“My dear—I’m taking you at your own valuation. Haven’t you explained to me exactly the part you intend to play—getting badly wounded and falling down in Robert Black’s path——”
“You’re so intensely literal!” Fanny spoke bitterly. “Heaven knows it will be no acting if I do get wounded. I’m wounded now—to the heart. And if I fall down in his path it’ll be because I can’t stand up. Last Sunday, when he stood there under the colours—who wouldn’t have wanted him? Why, even you—” she turned to look full at Nan, with her reddened eyes searching Nan’s grave face—“it wouldn’t take an awful lot of imagination to put you in the same class with me, in spite of that wonderful grip you always keep on yourself. Honestly, now, can you tell me you wouldn’t marry him, if he asked you?”
Annette Lockhart was not of those who turn scarlet or pale under cross-examination. Moreover, she was the daughter of Samuel Lockhart and had from him the ability to keep close hold of her emotions. She was entirely accustomed to facing down Fanny Fitch when she did not choose to reveal herself to her. Nevertheless, it may have cost her the effort of her life to answer neither too vehemently nor too nonchalantly this highly disconcerting question.
“You certainly must be a little mad to-day, my dear girl. Just because you are so hard hit, don’t go to fancying that the woods are full of the slain. I like Mr. Black very much, but I’m not a case for the stretcher-bearers—nor likely to be. And just now I’m wanting so much to go myself, and know I can’t possibly, because Tom will, and Father and Mother couldn’t face our both going at once.”
Fanny began suddenly to get out of her white apparel. “I’m going round to see Jane Ray,” she announced, with one of the characteristic impulses to whose expression Nan was well used. “It’s best to make friends with the enemy in this case, I think. And possibly I may meet Robert Black—coming out or going in under cover of a man friend. In that case I may receive one casual glance from His Eminence which will complete my undoing for to-day. That will surely be worth while.” She laughed unhappily.
Half an hour afterward she walked into Jane Ray’s shop. Her eyes were red no longer, her colour was charming, her manner was composed. When Jane was at liberty Fanny discussed “pie-crust” tables with her, declaring her intention to present something of the sort to Mrs. Lockhart.
“I’ve made such a terribly long visit,” she explained, “and still they urge me to stay on. Of course it’s wonderful for me—with my mother so far away. But I shall only stay till I can find out where to offer myself—if mother will just say I may go. Poor dear, she has such a horror of war—she may make it difficult for me. Meanwhile—I want to take every possible step, so I can have every argument to meet her with. If I could only go with someone—some other girl—she might feel differently about it.”
“Yes, I should think that might help it,” Jane agreed. Her dark eyes met Fanny’s lustrous blue ones across the group of tables they had been considering. She was very much on her guard now wherever Miss Fitch was concerned. The problem of the friendship between Nan Lockhart, whom Jane couldn’t help liking and thoroughly trusting, and Fanny Fitch, whom she could somehow neither like nor trust, was one which she had as yet found no means of solving. Also, Cary’s sudden and intense interest in Fanny had set his sister to studying the girl with new acuteness. Thus far she seemed to Jane all actress; it was becoming increasingly difficult not to suspect her constantly of being other than she seemed.

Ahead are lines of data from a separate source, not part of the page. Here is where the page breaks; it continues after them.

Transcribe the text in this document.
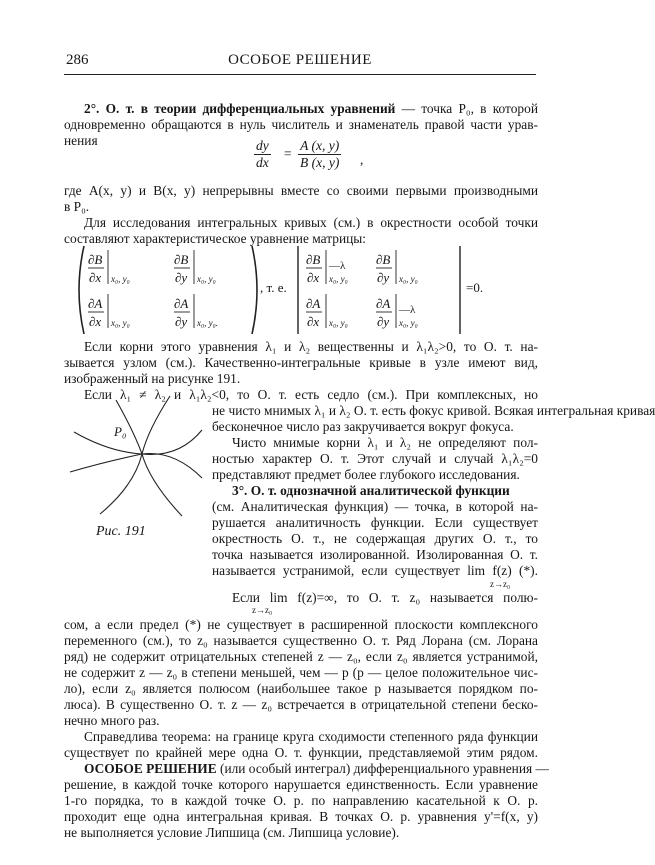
286	ОСОБОЕ РЕШЕНИЕ
2°. О. т. в теории дифференциальных уравнений — точка P₀, в которой
одновременно обращаются в нуль числитель и знаменатель правой части урав-
нения	$\frac{dy}{dx} = \frac{A (x, y)}{B (x, y)}$ ,
где A(x, y) и B(x, y) непрерывны вместе со своими первыми производными
в P₀.
Для исследования интегральных кривых (см.) в окрестности особой точки
составляют характеристическое уравнение матрицы:
∂B
∂x x₀, y₀
∂B
∂y x₀, y₀
∂A
∂x x₀, y₀
∂A
∂y x₀, y₀.
, т. е.
∂B
∂x
—λ
x₀, y₀
∂B
∂y x₀, y₀
∂A
∂x x₀, y₀
∂A
∂y
—λ
x₀, y₀
=0.
Если корни этого уравнения λ₁ и λ₂ вещественны и λ₁λ₂>0, то О. т. на-
зывается узлом (см.). Качественно-интегральные кривые в узле имеют вид,
изображенный на рисунке 191.
Если λ₁ ≠ λ₂ и λ₁λ₂<0, то О. т. есть седло (см.). При комплексных, но
P₀
Рис. 191
не чисто мнимых λ₁ и λ₂ О. т. есть фокус кривой. Всякая интегральная кривая
бесконечное число раз закручивается вокруг фокуса.
Чисто мнимые корни λ₁ и λ₂ не определяют пол-
ностью характер О. т. Этот случай и случай λ₁λ₂=0
представляют предмет более глубокого исследования.
3°. О. т. однозначной аналитической функции
(см. Аналитическая функция) — точка, в которой на-
рушается аналитичность функции. Если существует
окрестность О. т., не содержащая других О. т., то
точка называется изолированной. Изолированная О. т.
называется устранимой, если существует lim f(z) (*).
z→z₀
Если lim f(z)=∞, то О. т. z₀ называется полю-
z→z₀
сом, а если предел (*) не существует в расширенной плоскости комплексного
переменного (см.), то z₀ называется существенно О. т. Ряд Лорана (см. Лорана
ряд) не содержит отрицательных степеней z — z₀, если z₀ является устранимой,
не содержит z — z₀ в степени меньшей, чем — p (p — целое положительное чис-
ло), если z₀ является полюсом (наибольшее такое p называется порядком по-
люса). В существенно О. т. z — z₀ встречается в отрицательной степени беско-
нечно много раз.
Справедлива теорема: на границе круга сходимости степенного ряда функции
существует по крайней мере одна О. т. функции, представляемой этим рядом.
ОСОБОЕ РЕШЕНИЕ (или особый интеграл) дифференциального уравнения —
решение, в каждой точке которого нарушается единственность. Если уравнение
1-го порядка, то в каждой точке О. р. по направлению касательной к О. р.
проходит еще одна интегральная кривая. В точках О. р. уравнения y'=f(x, y)
не выполняется условие Липшица (см. Липшица условие).
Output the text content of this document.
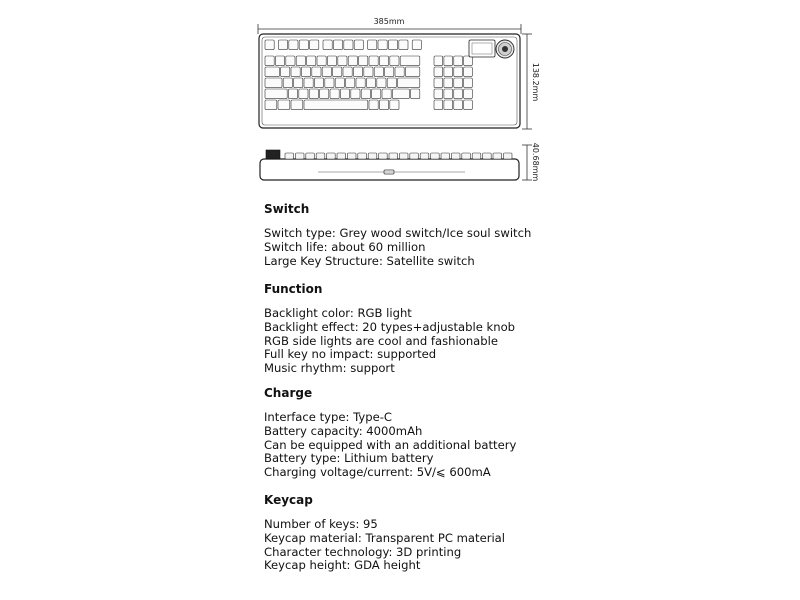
385mm
138.2mm
40.68mm
Switch
Switch type: Grey wood switch/Ice soul switch
Switch life: about 60 million
Large Key Structure: Satellite switch
Function
Backlight color: RGB light
Backlight effect: 20 types+adjustable knob
RGB side lights are cool and fashionable
Full key no impact: supported
Music rhythm: support
Charge
Interface type: Type-C
Battery capacity: 4000mAh
Can be equipped with an additional battery
Battery type: Lithium battery
Charging voltage/current: 5V/⩽ 600mA
Keycap
Number of keys: 95
Keycap material: Transparent PC material
Character technology: 3D printing
Keycap height: GDA height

“And yet we all act, more or less,” Jane said to herself honestly. “I’m acting this very minute, myself. I’m playing the part of one who is only politely interested in what she means to do, while I’m really crazily anxious that she shall not do certain things which involve Cary and me.”
“I wonder if you would trust me with any of your own plans,” Fanny said, engagingly. “I can’t help knowing that you mean to go, and I’m sure you must have much real knowledge that I’m ignorant of. Is nursing the only thing a girl can do? You’re not trained for that, are you? Forgive me—I’m not just curious, you know—I’m tremendously serious.”